The most efficient type of query is one executed against a single partition. The request can be serviced by a single replica and will requires the fewest number of disk seeks.
There is one other aspect to consider. Not all schedules might have data to process for the given time slice which could result in a lot of unnecessary reads.
-
2. Re: Aggregation schema changes
heiko.braun Apr 9, 2014 9:12 AM (in response to john.sanda)The most efficient type of query is one executed against a single partition.
I see what what you mean. That makes sense.
Just out of curiosity, what would it look like if we had time slices as row keys and schedule id's as columns keys? This would restrict all queries for a certain time slice to a single partition, right? I am currently just brainstorming and trying to understand the benefits and drawbacks of each approach. But since have a lot more experience with the C* data model layout, I am wondering what your thoughts are?
-
3. Re: Aggregation schema changes
john.sanda Apr 9, 2014 10:09 AM (in response to heiko.braun)Great question. Let's call the number of schedule ids N. If N is < 100,000 this might work out well. But as N increases in size, the query is going to get more resource intensive in terms of heap usage. This could also lead to hot spots, meaning writes for the time slice are not distributed across the cluster. To avoid these problems, we would probably want to partition the row. There are different ways of doing it. One is to append an integer such that keys would look like { 2014-04-09 03:00:00:0}, { 2014-04-09 03:00:00:1}, { 2014-04-09 03:00:00:2}, etc. On writes we could alternate the partition randomly or in a round robin fashion. Another approach might be to divide the time slice into smaller units; so instead of { 2014-04-09 03:00:00} as a key, we could divide into 4 where we would have { 2014-04-09 03:00:00}, { 2014-04-09 03:15:00}, etc. Of course you need to keep track of the number of partitions so that you know how many queries to execute. As far as how many partitions are needed, it depends on the number schedules, the resources allocated to each node (JVM heap, RAM on the box, etc.), and number of nodes.
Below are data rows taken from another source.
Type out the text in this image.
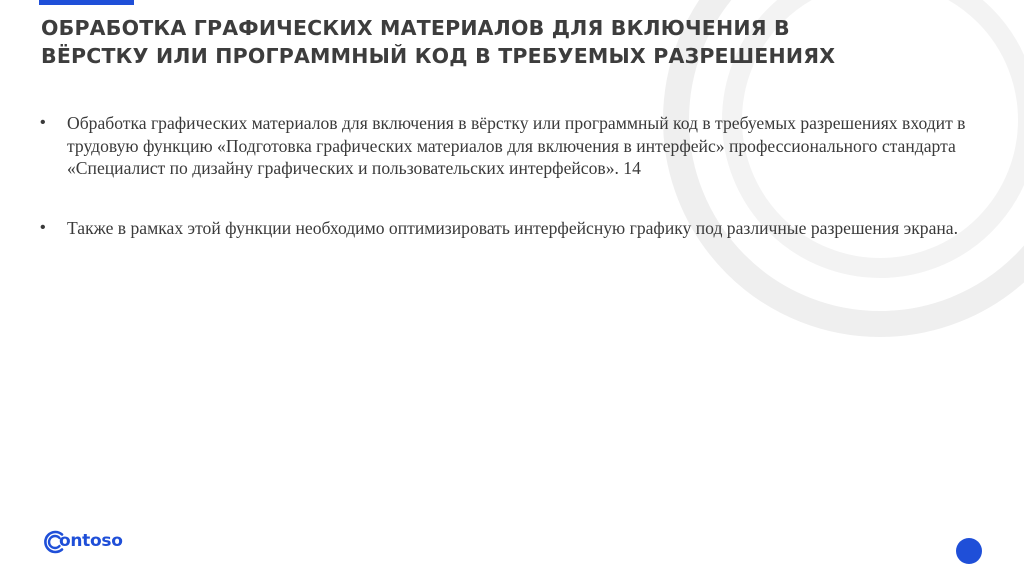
ОБРАБОТКА ГРАФИЧЕСКИХ МАТЕРИАЛОВ ДЛЯ ВКЛЮЧЕНИЯ В
ВЁРСТКУ ИЛИ ПРОГРАММНЫЙ КОД В ТРЕБУЕМЫХ РАЗРЕШЕНИЯХ
• Обработка графических материалов для включения в вёрстку или программный код в требуемых разрешениях входит в трудовую функцию «Подготовка графических материалов для включения в интерфейс» профессионального стандарта «Специалист по дизайну графических и пользовательских интерфейсов». 14
• Также в рамках этой функции необходимо оптимизировать интерфейсную графику под различные разрешения экрана.
ontoso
Once nice thing is that it is easy to dynamically increase or decrease the number of partitions. If we have an efficient way to track the number of schedule ids, we could use that information to decide on whether or not more or less partitioning is needed. Whenever we query the time slice, we can make future adjustments based on the query results. One challenge I see that data for a schedule id could be spread across multiple partitions which means we would need to do in an in-memory sort. Without thinking about it some more, I am not sure how this could be done without loading all of the data for the time slice into memory.
With the changes described in Aggregation Schema Changes - RHQ - Project Documentation Editor storing all data for a time slice in a single partition but for a subset of schedules. All of the data for those schedules is co-located within that single partition.